なぜ仲介会社の言いなりになってしまうのか

 M&A仲介会社の言いなりになってしまう最も大きな原因は、何と言っても自社のM&Aについて、はっきりとした目的・ゴールがなく、経営者その他のスタッフが何から手をつけてよいかわからないことです。そのため、M&Aについての予備知識などもなく、いきなりM&Aアドバイザー、仲介者に依頼してしまうといったことになるのです。
 M&Aについてわからないため、人づてに仲介会社などを紹介してもらう、あるいはネットなどで探してみるといった形でまず問い合わせます。その後、面談などを行いますが、自社のM&Aの趣旨などについて説明できず、料金体系といった条件面などから相手のペースに乗せられ、FA契約してしまう。その結果、自社とのマッチング(相性)のよくない買収企業を紹介され、不利な条件で契約が行われ、その上、法外な成功報酬を請求されるといった話を少なからず耳にします。

仲介会社の言いなりにならないためには

 繰り返しになってしまいますが、M&A仲介業者の言いなりにならないためには、M&Aの目的・ゴールを明確に理解しておくことです。
 通常、会社には経営者の経営に対する考えや姿勢を述べた基本理念(コンセプト)といったものがあります。これが最終的に自社が到達すべきゴールであり、そしてその実現のための具体的な目的・目標といったものが設定されます。こうした一連の関係を理解し、M&Aの予備知識をもって仲介会社に対応すれば、言いなりになるリスクは低くなります。
 そして、複数のM&A仲介会社と面談し、自社の経営に対する基本的な考え、到達すべきゴール、そのためのM&Aといったものを伝え、相手の仲介会社が理解し賛同してくれるならば、その仲介会社と話を詰め、FA契約を結びます。そうすれば報酬体系といった条件だけで選択すべきでないことなどもわかってきます。
 また、自社の属する業界に詳しいのか、手持ちの案件がどのくらいあるのか、契約の形態は専任か非専任か、そして、アドバイザー契約にするのか仲介契約にするのかといったことも、依頼する会社が主体的に確認し進めていくことが、仲介会社の言いなりにならないためには大切なことです。

M&A仲介会社を選ぶ際の注意点

 M&A仲介会社を選ぶ際に特に注意すべきポイントをいくつか挙げておきます。

守秘義務は遵守されているか

 M&Aというディール(取引)を遂行する上で、最も注意すべきポイントは、機密情報の取り扱いです。M&Aでは依頼する企業の営業上の機密情報や個人情報といった極めて重要な情報を仲介会社に開示しながら手続きを進めていきます。このような情報が外部にリークすることで依頼者である企業に重大な損害が生じるおそれがあります。
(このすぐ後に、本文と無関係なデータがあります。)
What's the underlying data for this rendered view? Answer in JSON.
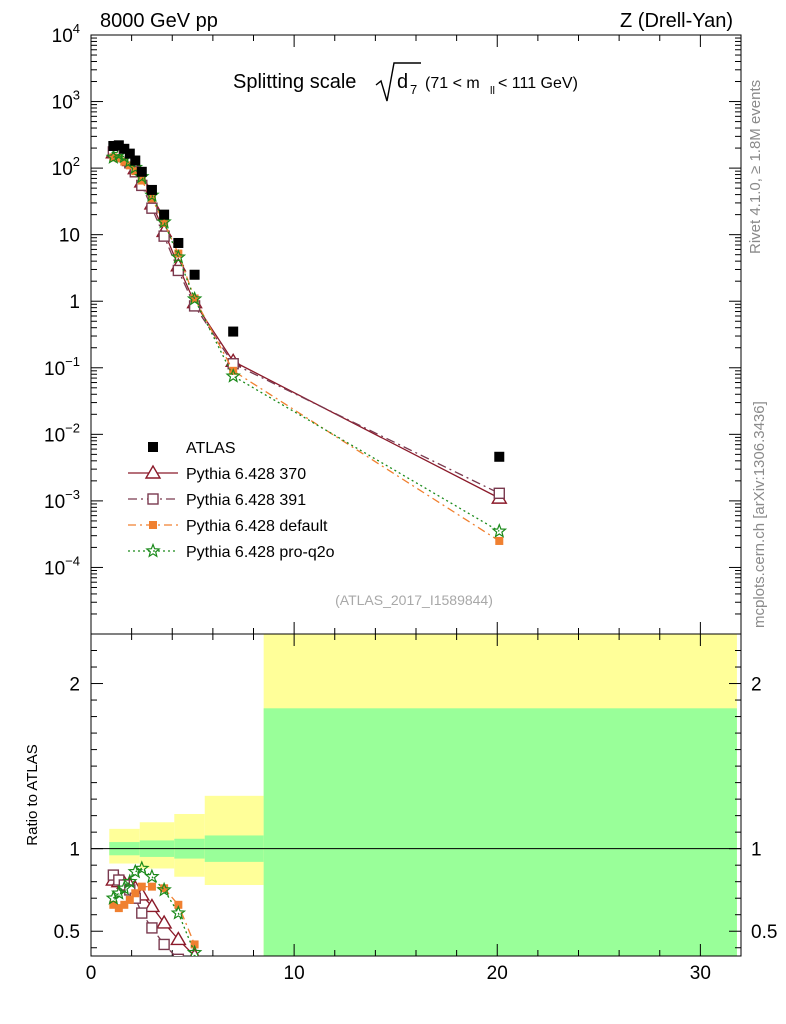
{
  "header": {
    "left": "8000 GeV pp",
    "right": "Z (Drell-Yan)"
  },
  "side_labels": {
    "rivet": "Rivet 4.1.0, ≥ 1.8M events",
    "mcplots": "mcplots.cern.ch [arXiv:1306.3436]"
  },
  "chart_data": {
    "type": "scatter",
    "title": "Splitting scale",
    "title_symbol": "d",
    "title_subscript": "7",
    "title_cut": "(71 < m",
    "title_cut_subscript": "ll",
    "title_cut_end": " < 111 GeV)",
    "reference": "(ATLAS_2017_I1589844)",
    "xlim": [
      0,
      32
    ],
    "ylim_log": [
      -5,
      4
    ],
    "ratio_ylim": [
      0.35,
      2.3
    ],
    "ratio_ylabel": "Ratio to ATLAS",
    "x_ticks": [
      {
        "v": 0,
        "label": "0"
      },
      {
        "v": 10,
        "label": "10"
      },
      {
        "v": 20,
        "label": "20"
      },
      {
        "v": 30,
        "label": "30"
      }
    ],
    "y_ticks": [
      {
        "v": -4,
        "base": "10",
        "exp": "−4"
      },
      {
        "v": -3,
        "base": "10",
        "exp": "−3"
      },
      {
        "v": -2,
        "base": "10",
        "exp": "−2"
      },
      {
        "v": -1,
        "base": "10",
        "exp": "−1"
      },
      {
        "v": 0,
        "base": "1",
        "exp": ""
      },
      {
        "v": 1,
        "base": "10",
        "exp": ""
      },
      {
        "v": 2,
        "base": "10",
        "exp": "2"
      },
      {
        "v": 3,
        "base": "10",
        "exp": "3"
      },
      {
        "v": 4,
        "base": "10",
        "exp": "4"
      }
    ],
    "ratio_ticks": [
      {
        "v": 0.5,
        "label": "0.5"
      },
      {
        "v": 1,
        "label": "1"
      },
      {
        "v": 2,
        "label": "2"
      }
    ],
    "legend_position": "lower-left",
    "data": {
      "name": "ATLAS",
      "color": "#000000",
      "x": [
        1.1,
        1.37,
        1.64,
        1.91,
        2.18,
        2.5,
        3.0,
        3.6,
        4.3,
        5.1,
        7.0,
        20.1
      ],
      "y": [
        215,
        220,
        195,
        165,
        130,
        88,
        47,
        20,
        7.5,
        2.5,
        0.35,
        0.0046
      ],
      "band_edges": [
        0.9,
        2.4,
        4.1,
        5.6,
        8.5,
        31.8
      ],
      "band_inner_up": [
        1.04,
        1.05,
        1.06,
        1.08,
        1.85
      ],
      "band_inner_dn": [
        0.96,
        0.95,
        0.94,
        0.92,
        0.0
      ],
      "band_outer_up": [
        1.12,
        1.16,
        1.21,
        1.32,
        2.3
      ],
      "band_outer_dn": [
        0.91,
        0.88,
        0.83,
        0.78,
        0.0
      ]
    },
    "series": [
      {
        "name": "Pythia 6.428 370",
        "color": "#8b1a2a",
        "marker": "triangle",
        "dash": "",
        "x": [
          1.1,
          1.37,
          1.64,
          1.91,
          2.18,
          2.5,
          3.0,
          3.6,
          4.3,
          5.1,
          7.0,
          20.1
        ],
        "y": [
          170,
          175,
          158,
          130,
          98,
          62,
          29,
          11.2,
          3.4,
          0.95,
          0.125,
          0.0011
        ],
        "ratio": [
          0.81,
          0.8,
          0.79,
          0.78,
          0.76,
          0.72,
          0.65,
          0.55,
          0.45,
          0.35
        ]
      },
      {
        "name": "Pythia 6.428 391",
        "color": "#7a3a4f",
        "marker": "square-open",
        "dash": "9,4,2,4",
        "x": [
          1.1,
          1.37,
          1.64,
          1.91,
          2.18,
          2.5,
          3.0,
          3.6,
          4.3,
          5.1,
          7.0,
          20.1
        ],
        "y": [
          175,
          172,
          150,
          120,
          88,
          55,
          25,
          9.5,
          2.9,
          0.85,
          0.115,
          0.0013
        ],
        "ratio": [
          0.84,
          0.81,
          0.78,
          0.75,
          0.7,
          0.61,
          0.52,
          0.42,
          0.33,
          0.3
        ]
      },
      {
        "name": "Pythia 6.428 default",
        "color": "#f08030",
        "marker": "square-filled",
        "dash": "8,4,2,4",
        "x": [
          1.1,
          1.37,
          1.64,
          1.91,
          2.18,
          2.5,
          3.0,
          3.6,
          4.3,
          5.1,
          7.0,
          20.1
        ],
        "y": [
          145,
          140,
          125,
          110,
          90,
          65,
          35,
          15,
          5.2,
          1.1,
          0.09,
          0.00025
        ],
        "ratio": [
          0.66,
          0.64,
          0.66,
          0.69,
          0.73,
          0.77,
          0.77,
          0.76,
          0.66,
          0.42
        ]
      },
      {
        "name": "Pythia 6.428 pro-q2o",
        "color": "#1a8a1a",
        "marker": "star",
        "dash": "2,3",
        "x": [
          1.1,
          1.37,
          1.64,
          1.91,
          2.18,
          2.5,
          3.0,
          3.6,
          4.3,
          5.1,
          7.0,
          20.1
        ],
        "y": [
          145,
          160,
          148,
          128,
          102,
          74,
          39,
          15.5,
          4.6,
          1.08,
          0.075,
          0.00035
        ],
        "ratio": [
          0.7,
          0.73,
          0.76,
          0.8,
          0.86,
          0.88,
          0.83,
          0.75,
          0.61,
          0.37
        ]
      }
    ]
  }
}
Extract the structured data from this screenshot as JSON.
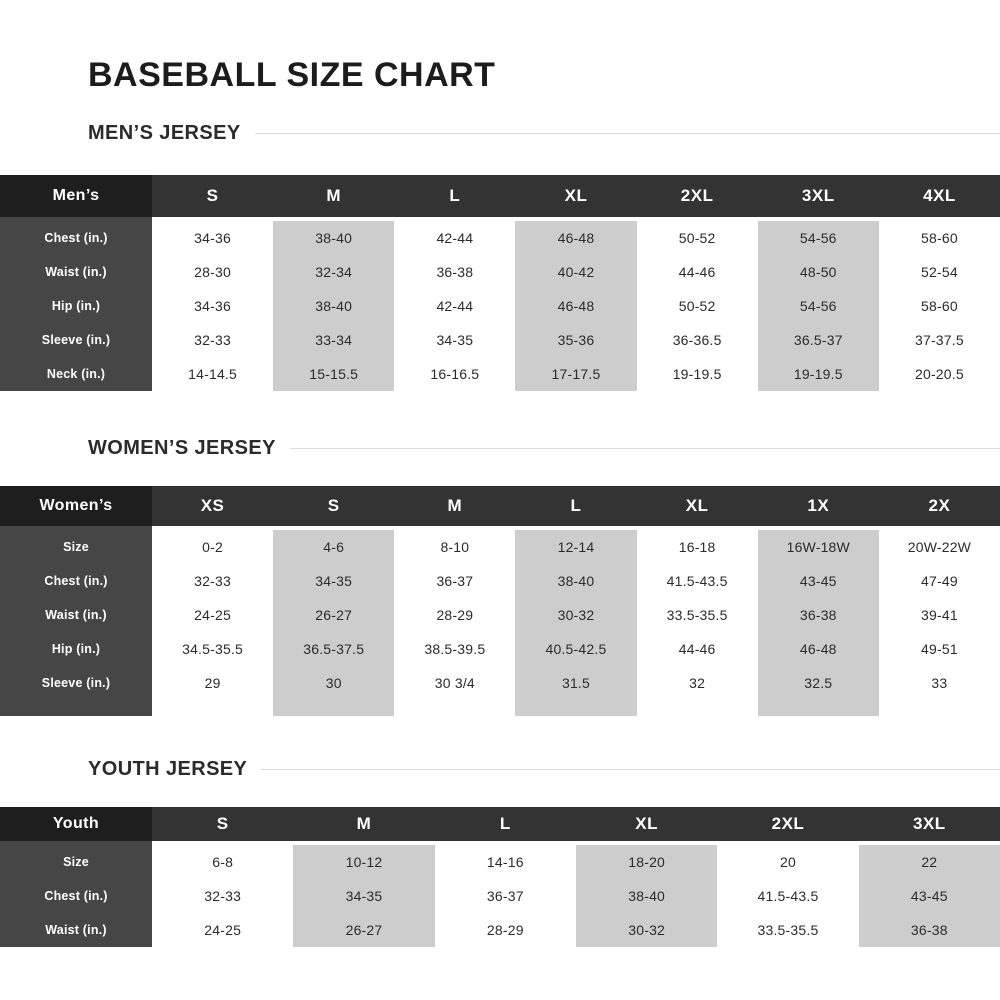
{
  "page": {
    "title": "BASEBALL SIZE CHART"
  },
  "colors": {
    "header_corner": "#1e1e1e",
    "header_row": "#333333",
    "label_column": "#464646",
    "alt_column": "#cdcdcd",
    "body_text": "#2b2b2b",
    "heading_rule": "#dcdcdc"
  },
  "sections": [
    {
      "heading": "MEN’S JERSEY",
      "corner": "Men’s",
      "row_labels": [
        "Chest (in.)",
        "Waist (in.)",
        "Hip (in.)",
        "Sleeve (in.)",
        "Neck (in.)"
      ],
      "columns": [
        {
          "size": "S",
          "values": [
            "34-36",
            "28-30",
            "34-36",
            "32-33",
            "14-14.5"
          ]
        },
        {
          "size": "M",
          "values": [
            "38-40",
            "32-34",
            "38-40",
            "33-34",
            "15-15.5"
          ]
        },
        {
          "size": "L",
          "values": [
            "42-44",
            "36-38",
            "42-44",
            "34-35",
            "16-16.5"
          ]
        },
        {
          "size": "XL",
          "values": [
            "46-48",
            "40-42",
            "46-48",
            "35-36",
            "17-17.5"
          ]
        },
        {
          "size": "2XL",
          "values": [
            "50-52",
            "44-46",
            "50-52",
            "36-36.5",
            "19-19.5"
          ]
        },
        {
          "size": "3XL",
          "values": [
            "54-56",
            "48-50",
            "54-56",
            "36.5-37",
            "19-19.5"
          ]
        },
        {
          "size": "4XL",
          "values": [
            "58-60",
            "52-54",
            "58-60",
            "37-37.5",
            "20-20.5"
          ]
        }
      ]
    },
    {
      "heading": "WOMEN’S JERSEY",
      "corner": "Women’s",
      "row_labels": [
        "Size",
        "Chest (in.)",
        "Waist (in.)",
        "Hip (in.)",
        "Sleeve (in.)"
      ],
      "columns": [
        {
          "size": "XS",
          "values": [
            "0-2",
            "32-33",
            "24-25",
            "34.5-35.5",
            "29"
          ]
        },
        {
          "size": "S",
          "values": [
            "4-6",
            "34-35",
            "26-27",
            "36.5-37.5",
            "30"
          ]
        },
        {
          "size": "M",
          "values": [
            "8-10",
            "36-37",
            "28-29",
            "38.5-39.5",
            "30 3/4"
          ]
        },
        {
          "size": "L",
          "values": [
            "12-14",
            "38-40",
            "30-32",
            "40.5-42.5",
            "31.5"
          ]
        },
        {
          "size": "XL",
          "values": [
            "16-18",
            "41.5-43.5",
            "33.5-35.5",
            "44-46",
            "32"
          ]
        },
        {
          "size": "1X",
          "values": [
            "16W-18W",
            "43-45",
            "36-38",
            "46-48",
            "32.5"
          ]
        },
        {
          "size": "2X",
          "values": [
            "20W-22W",
            "47-49",
            "39-41",
            "49-51",
            "33"
          ]
        }
      ]
    },
    {
      "heading": "YOUTH JERSEY",
      "corner": "Youth",
      "row_labels": [
        "Size",
        "Chest (in.)",
        "Waist (in.)"
      ],
      "columns": [
        {
          "size": "S",
          "values": [
            "6-8",
            "32-33",
            "24-25"
          ]
        },
        {
          "size": "M",
          "values": [
            "10-12",
            "34-35",
            "26-27"
          ]
        },
        {
          "size": "L",
          "values": [
            "14-16",
            "36-37",
            "28-29"
          ]
        },
        {
          "size": "XL",
          "values": [
            "18-20",
            "38-40",
            "30-32"
          ]
        },
        {
          "size": "2XL",
          "values": [
            "20",
            "41.5-43.5",
            "33.5-35.5"
          ]
        },
        {
          "size": "3XL",
          "values": [
            "22",
            "43-45",
            "36-38"
          ]
        }
      ]
    }
  ]
}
そのためにM&Aが途中でブレイクしてしまうことも少なくありません。

重要事項の説明はなされているか

 しっかりした仲介会社であれば、よいことも悪いことも隠さず、詳しく説明します。逆に悪徳仲介会社などは、よい情報しか話しません。そして契約を急かせたりします。ある程度時間をかけて見分ける必要があります。

実務経験は十分か

 これは仲介会社自体には、十分な実績はあっても、実際M&Aディールを進めていくのは、特定の社員です。その社員が業界に詳しく、M&Aについての実績は十分なのか見極めることが重要です。

売手側企業・買手側企業双方に公平に対応しているか

 M&Aは多くの売手側企業にとっては、最初で最後の1回限りの取引です。買手側企業では、今後も経営戦略上幾度となく行う事も少なくありません。そうすると仲介会社とはいえ、売手側利益よりも買手側企業の利益を優先させることもありえます。本来ならば、双方企業が「win-win」の関係であるべきものが「loose-win」といった結果に終わってしまいます。これは「双方代理」と言って原則禁じられている契約ですので、チェックする必要があります。

 今回はM&A 仲介会社の言いなりになってしまう原因とその対策、特に注意すべき点などについて述べました。